Madras

The Madras Book Club met yesterday for the re-launch of a well received book in the name of this glorious city.

The original book, written in Tamil, has been re-written in English by its author K.R.A.Narasiah. The meeting, true to Madras style middle class meetings, was more about Rava Upma. And sadly, the rather mediocre Upma quite easily won the contest — those who came to speak were either uninterested or uninteresting.

The author himself is an affable and slightly ageing man, who drops in trivia about the City’s history in the unlikeliest of conversations. He gives the impression of having researched his book very well and probably, the book is a very good read. The book, one is lead to believe, traces the history of Madras from the time Francis Day got a land grant from through the services of his dubash Beri Thimmappa from the local Nayak — “a strip of no man’s sand three miles long, one mile wide at its broadest[1]” — to set up a trading post for the East India Company in 1639. That land, as we know, was fortified soon into the magnificient Fort St. George.

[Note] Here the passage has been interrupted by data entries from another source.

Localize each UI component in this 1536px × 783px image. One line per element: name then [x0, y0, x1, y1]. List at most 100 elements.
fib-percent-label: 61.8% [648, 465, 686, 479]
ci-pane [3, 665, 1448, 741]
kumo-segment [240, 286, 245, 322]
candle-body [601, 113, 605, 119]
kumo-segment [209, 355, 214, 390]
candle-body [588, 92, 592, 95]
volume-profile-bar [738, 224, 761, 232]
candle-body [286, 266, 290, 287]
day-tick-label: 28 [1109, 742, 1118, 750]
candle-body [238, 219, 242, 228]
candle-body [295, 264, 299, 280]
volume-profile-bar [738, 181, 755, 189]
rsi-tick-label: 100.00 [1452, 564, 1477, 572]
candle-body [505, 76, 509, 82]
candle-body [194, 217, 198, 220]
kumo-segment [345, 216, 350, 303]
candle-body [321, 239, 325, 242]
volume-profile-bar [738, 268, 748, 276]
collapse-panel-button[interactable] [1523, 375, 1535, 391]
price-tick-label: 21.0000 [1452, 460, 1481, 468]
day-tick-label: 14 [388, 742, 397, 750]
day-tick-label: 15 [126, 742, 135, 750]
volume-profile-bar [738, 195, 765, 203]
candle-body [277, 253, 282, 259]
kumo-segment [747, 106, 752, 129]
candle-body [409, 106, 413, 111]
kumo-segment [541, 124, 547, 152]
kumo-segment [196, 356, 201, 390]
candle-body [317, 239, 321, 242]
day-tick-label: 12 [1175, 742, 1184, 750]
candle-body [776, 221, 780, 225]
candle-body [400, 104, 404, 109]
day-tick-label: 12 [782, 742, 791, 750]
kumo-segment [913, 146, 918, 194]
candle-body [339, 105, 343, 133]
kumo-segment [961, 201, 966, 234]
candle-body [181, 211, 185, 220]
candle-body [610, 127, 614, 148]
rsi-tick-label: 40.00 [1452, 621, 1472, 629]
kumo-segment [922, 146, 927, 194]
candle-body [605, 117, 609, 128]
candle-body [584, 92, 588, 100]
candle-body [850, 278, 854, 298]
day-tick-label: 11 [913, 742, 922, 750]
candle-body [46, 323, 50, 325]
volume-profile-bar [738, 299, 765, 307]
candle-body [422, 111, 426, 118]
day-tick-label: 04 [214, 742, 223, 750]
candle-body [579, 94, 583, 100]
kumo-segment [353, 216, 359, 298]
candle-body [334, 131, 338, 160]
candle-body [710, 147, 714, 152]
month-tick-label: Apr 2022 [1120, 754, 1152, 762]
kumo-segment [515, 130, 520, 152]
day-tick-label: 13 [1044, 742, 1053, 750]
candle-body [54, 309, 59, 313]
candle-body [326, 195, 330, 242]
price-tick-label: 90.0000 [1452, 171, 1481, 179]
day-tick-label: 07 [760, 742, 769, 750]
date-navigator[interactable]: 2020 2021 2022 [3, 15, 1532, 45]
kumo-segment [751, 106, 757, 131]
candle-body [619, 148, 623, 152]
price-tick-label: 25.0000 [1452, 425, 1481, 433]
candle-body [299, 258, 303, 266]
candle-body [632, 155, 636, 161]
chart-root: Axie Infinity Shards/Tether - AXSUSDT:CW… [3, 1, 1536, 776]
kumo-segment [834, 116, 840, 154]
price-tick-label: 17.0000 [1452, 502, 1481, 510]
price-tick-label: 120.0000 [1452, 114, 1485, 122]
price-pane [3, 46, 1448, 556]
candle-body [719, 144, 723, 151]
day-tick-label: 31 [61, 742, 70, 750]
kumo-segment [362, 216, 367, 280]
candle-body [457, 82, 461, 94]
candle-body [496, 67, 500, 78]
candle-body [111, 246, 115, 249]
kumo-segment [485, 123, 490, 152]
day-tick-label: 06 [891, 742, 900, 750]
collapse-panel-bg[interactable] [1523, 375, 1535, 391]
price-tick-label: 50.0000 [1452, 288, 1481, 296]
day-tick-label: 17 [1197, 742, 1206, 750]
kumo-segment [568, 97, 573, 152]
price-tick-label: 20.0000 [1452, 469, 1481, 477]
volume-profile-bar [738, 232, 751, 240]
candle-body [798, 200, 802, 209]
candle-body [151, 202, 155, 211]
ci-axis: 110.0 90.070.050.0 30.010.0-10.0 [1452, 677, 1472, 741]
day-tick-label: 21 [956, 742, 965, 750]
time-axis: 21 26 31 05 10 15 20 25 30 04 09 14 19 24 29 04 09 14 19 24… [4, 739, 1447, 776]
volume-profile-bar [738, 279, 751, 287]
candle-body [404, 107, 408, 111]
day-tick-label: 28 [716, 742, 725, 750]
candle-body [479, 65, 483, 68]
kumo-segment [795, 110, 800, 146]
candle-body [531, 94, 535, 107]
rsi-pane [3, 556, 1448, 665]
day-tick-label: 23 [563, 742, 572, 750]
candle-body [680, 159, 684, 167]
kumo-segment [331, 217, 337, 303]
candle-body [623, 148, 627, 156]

Oft repeated history was repeated,

“It was in Madras that the first rules of governance and justice, and the red tape and record keeping that went with both, were introduced by Langhorne and Master, Yale and `Pirate’ Pitt. It was here that the oldest civic corporation was established outside Europe,” recounts the author, listing the many firsts.

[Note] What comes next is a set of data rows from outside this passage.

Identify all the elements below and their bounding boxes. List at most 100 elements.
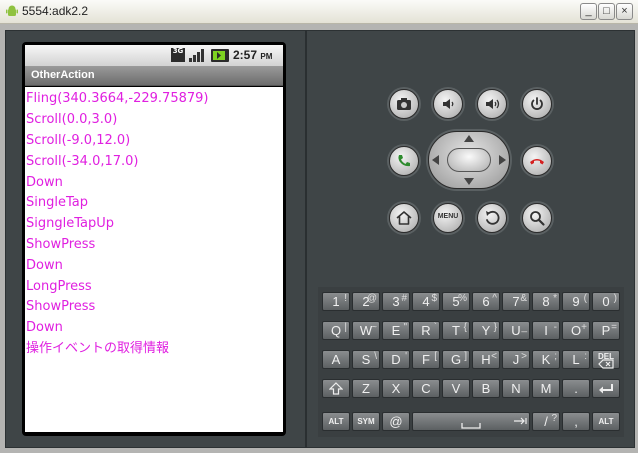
key-w[interactable]: ~ W [352,321,380,340]
key-alt-left[interactable]: ALT [322,412,350,431]
key-h[interactable]: < H [472,350,500,369]
key-t[interactable]: {T [442,321,470,340]
space-icon [461,423,481,429]
key-4[interactable]: $4 [412,292,440,311]
log-line: Scroll(-9.0,12.0) [26,133,131,148]
key-8[interactable]: * 8 [532,292,560,311]
minimize-button[interactable]: _ [580,3,597,20]
app-titlebar: OtherAction [25,66,283,86]
tab-arrow-icon [514,417,527,425]
log-line: Fling(340.3664,-229.75879) [26,91,209,106]
key-o[interactable]: + O [562,321,590,340]
key-a[interactable]: A [322,350,350,369]
key-comma[interactable]: , [562,412,590,431]
window-titlebar[interactable]: 5554:adk2.2 _ □ × [0,0,638,24]
key-del[interactable]: DEL [592,350,620,369]
key-s[interactable]: \ S [352,350,380,369]
shift-icon [329,381,343,395]
key-r[interactable]: ` R [412,321,440,340]
key-9[interactable]: (9 [562,292,590,311]
log-line: Down [26,320,63,335]
log-line: Down [26,175,63,190]
key-f[interactable]: [F [412,350,440,369]
key-g[interactable]: ] G [442,350,470,369]
log-line: ShowPress [26,237,96,252]
status-time: 2:57 PM [233,48,273,62]
call-button[interactable] [389,146,419,176]
key-at[interactable]: @ [382,412,410,431]
key-n[interactable]: N [502,379,530,398]
key-y[interactable]: } Y [472,321,500,340]
end-call-icon [530,159,544,165]
key-6[interactable]: ^ 6 [472,292,500,311]
key-k[interactable]: ; K [532,350,560,369]
dpad-left-icon[interactable] [432,155,439,165]
log-line: LongPress [26,279,92,294]
key-period[interactable]: . [562,379,590,398]
back-button[interactable] [477,203,507,233]
search-icon [530,211,545,226]
key-p[interactable]: = P [592,321,620,340]
key-1[interactable]: ! 1 [322,292,350,311]
network-3g-icon: 3G [171,48,185,62]
key-alt-right[interactable]: ALT [592,412,620,431]
window-title: 5554:adk2.2 [22,4,89,18]
key-5[interactable]: % 5 [442,292,470,311]
end-call-button[interactable] [522,146,552,176]
log-line: ShowPress [26,299,96,314]
camera-button[interactable] [389,89,419,119]
emulator-divider [305,30,307,448]
key-e[interactable]: " E [382,321,410,340]
key-space[interactable] [412,412,530,431]
key-q[interactable]: | Q [322,321,350,340]
volume-up-icon [486,99,500,109]
key-enter[interactable] [592,379,620,398]
log-line: SingleTap [26,195,88,210]
close-button[interactable]: × [616,3,633,20]
key-z[interactable]: Z [352,379,380,398]
log-line: SigngleTapUp [26,216,114,231]
log-line: Scroll(0.0,3.0) [26,112,118,127]
home-button[interactable] [389,203,419,233]
key-shift[interactable] [322,379,350,398]
key-v[interactable]: V [442,379,470,398]
log-line: Down [26,258,63,273]
key-3[interactable]: #3 [382,292,410,311]
android-app-icon [6,5,18,16]
key-7[interactable]: & 7 [502,292,530,311]
call-icon [398,155,410,167]
dpad-down-icon[interactable] [464,178,474,185]
home-icon [396,211,412,225]
key-l[interactable]: :L [562,350,590,369]
battery-icon [211,49,229,62]
volume-up-button[interactable] [477,89,507,119]
key-d[interactable]: ' D [382,350,410,369]
key-m[interactable]: M [532,379,560,398]
key-c[interactable]: C [412,379,440,398]
camera-icon [397,98,411,110]
app-content[interactable]: Fling(340.3664,-229.75879) Scroll(0.0,3.… [25,87,283,432]
backspace-icon [598,359,614,369]
search-button[interactable] [522,203,552,233]
dpad-center-button[interactable] [447,148,491,172]
app-title: OtherAction [31,69,95,81]
back-icon [486,210,500,225]
key-sym[interactable]: SYM [352,412,380,431]
volume-down-button[interactable] [433,89,463,119]
maximize-button[interactable]: □ [598,3,615,20]
signal-icon [189,49,204,62]
key-x[interactable]: X [382,379,410,398]
key-i[interactable]: -I [532,321,560,340]
device-status-bar[interactable]: 3G 2:57 PM [25,45,283,66]
dpad-right-icon[interactable] [499,155,506,165]
power-button[interactable] [522,89,552,119]
key-0[interactable]: ) 0 [592,292,620,311]
key-u[interactable]: _ U [502,321,530,340]
key-b[interactable]: B [472,379,500,398]
power-icon [531,97,543,110]
key-slash[interactable]: ? / [532,412,560,431]
key-j[interactable]: > J [502,350,530,369]
menu-button[interactable]: MENU [433,203,463,233]
key-2[interactable]: @2 [352,292,380,311]
dpad-up-icon[interactable] [464,135,474,142]
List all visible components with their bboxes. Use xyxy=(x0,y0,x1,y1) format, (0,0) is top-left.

St. Mary’s church was consecrated on October 28, 1680, and the marriage register records as the first entry the wedding of Elihu Yale, after who is named the Yale University in the U.S. “It was in Fort St. George that Robert Clive worked as a Writer in 1744 on a salary of £5 a year.” Clive was bored with his work; and was `on the verge of suicide on occasion’. He found his true vocation “on the battlefields around Fort St. David in Cuddalore.”

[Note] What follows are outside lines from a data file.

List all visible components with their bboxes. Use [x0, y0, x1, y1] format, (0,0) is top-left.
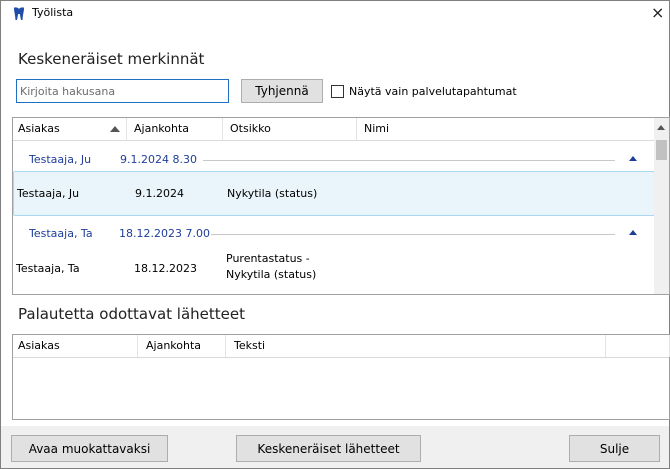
window-title: Työlista	[32, 6, 74, 19]
group-header[interactable]: Testaaja, Ta 18.12.2023 7.00	[13, 224, 655, 244]
search-input[interactable]	[16, 79, 229, 103]
column-header-asiakas[interactable]: Asiakas	[18, 122, 60, 135]
group-client-name: Testaaja, Ta	[29, 227, 93, 240]
title-bar: Työlista ×	[1, 1, 669, 25]
clear-button[interactable]: Tyhjennä	[241, 79, 323, 103]
column-header-nimi[interactable]: Nimi	[364, 122, 389, 135]
cell-otsikko-line2: Nykytila (status)	[226, 268, 317, 281]
column-header-ajankohta[interactable]: Ajankohta	[146, 339, 201, 352]
grid-header: Asiakas Ajankohta Otsikko Nimi	[13, 118, 669, 141]
group-header[interactable]: Testaaja, Ju 9.1.2024 8.30	[13, 150, 655, 170]
table-row[interactable]: Testaaja, Ju 9.1.2024 Nykytila (status)	[13, 171, 655, 216]
group-divider	[203, 160, 615, 161]
service-events-only-label: Näytä vain palvelutapahtumat	[349, 85, 517, 98]
chevron-up-icon[interactable]	[629, 156, 637, 161]
open-for-editing-button[interactable]: Avaa muokattavaksi	[11, 435, 168, 462]
column-separator[interactable]	[137, 335, 138, 357]
grid-header: Asiakas Ajankohta Teksti	[13, 335, 670, 358]
cell-otsikko-line1: Purentastatus -	[226, 252, 310, 265]
chevron-up-icon[interactable]	[629, 230, 637, 235]
button-bar: Avaa muokattavaksi Keskeneräiset lähette…	[1, 426, 669, 468]
section-title-pending-referrals: Palautetta odottavat lähetteet	[18, 305, 246, 323]
unfinished-referrals-button[interactable]: Keskeneräiset lähetteet	[236, 435, 421, 462]
pending-referrals-grid: Asiakas Ajankohta Teksti	[12, 334, 670, 420]
column-header-ajankohta[interactable]: Ajankohta	[134, 122, 189, 135]
column-separator[interactable]	[605, 335, 606, 357]
column-header-teksti[interactable]: Teksti	[234, 339, 265, 352]
cell-ajankohta: 9.1.2024	[135, 187, 184, 200]
group-date: 18.12.2023 7.00	[119, 227, 210, 240]
column-separator[interactable]	[356, 118, 357, 140]
table-row[interactable]: Testaaja, Ta 18.12.2023 Purentastatus - …	[13, 246, 655, 292]
sort-ascending-icon	[110, 126, 120, 132]
group-divider	[211, 234, 615, 235]
cell-ajankohta: 18.12.2023	[134, 262, 197, 275]
unfinished-entries-grid: Asiakas Ajankohta Otsikko Nimi Testaaja,…	[12, 117, 670, 295]
scrollbar-thumb[interactable]	[656, 140, 667, 160]
close-icon[interactable]: ×	[651, 3, 664, 22]
close-button[interactable]: Sulje	[569, 435, 660, 462]
column-separator[interactable]	[126, 118, 127, 140]
service-events-only-checkbox[interactable]	[331, 85, 344, 98]
tooth-icon	[14, 7, 24, 21]
cell-asiakas: Testaaja, Ta	[16, 262, 80, 275]
group-client-name: Testaaja, Ju	[29, 153, 92, 166]
worklist-window: Työlista × Keskeneräiset merkinnät Tyhje…	[0, 0, 670, 469]
column-header-asiakas[interactable]: Asiakas	[18, 339, 60, 352]
section-title-unfinished-entries: Keskeneräiset merkinnät	[18, 50, 205, 68]
column-separator[interactable]	[222, 118, 223, 140]
cell-otsikko: Nykytila (status)	[227, 187, 318, 200]
column-header-otsikko[interactable]: Otsikko	[230, 122, 271, 135]
cell-asiakas: Testaaja, Ju	[17, 187, 80, 200]
service-events-only-toggle[interactable]: Näytä vain palvelutapahtumat	[331, 85, 517, 98]
scroll-up-icon[interactable]	[657, 125, 665, 130]
group-date: 9.1.2024 8.30	[120, 153, 197, 166]
column-separator[interactable]	[225, 335, 226, 357]
vertical-scrollbar[interactable]	[654, 118, 669, 294]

While these bits of random trivia is something every quiz loving adolescent in the city will know, Narasaiah has also taken pains to dig into various historical records — including the only written diary available from those times. The author cites a simple murder of a prostitute as the origin of the traders’ progression to being rulers. That he says, was a landmark event in terms of the local chieftains handing over judicial responsibilities to the British. This, much to the chagrin of the author, was the beginning of an empire won by default.

The subject of the book, no doubt, is something that all of us hold very dear. We don’t need to be sold on it — but what the event failed to do was, sell seriousness and purpose. S Muthiah, in his very own style, quips thus on a different occasion,

Perhaps, then, it was just the glamour of a successful author who is a big name in the Indian book world, a handsome face, a bit of stylish dressing and a St. Stephen’s eloquence. Pity the Madras Book Club can’t get that combination all the time. If it did, it might even regularly get such crowds, even a part of which would do its meagre coffers a world of good.

Sashi Tharoor and his ilk may deserve our contempt — however, that hardly absolves the rest for not even trying. The publisher of this book, a longtime blogger, gave the most insipid of speeches. The author rambled a bit and failed to tell us why he wrote this book. The journalist who was asked speak rambled some more.

Selling bad and badly selling hardly offer choice.

[1] — As read out from land records of the time with Muthiah’s inputs.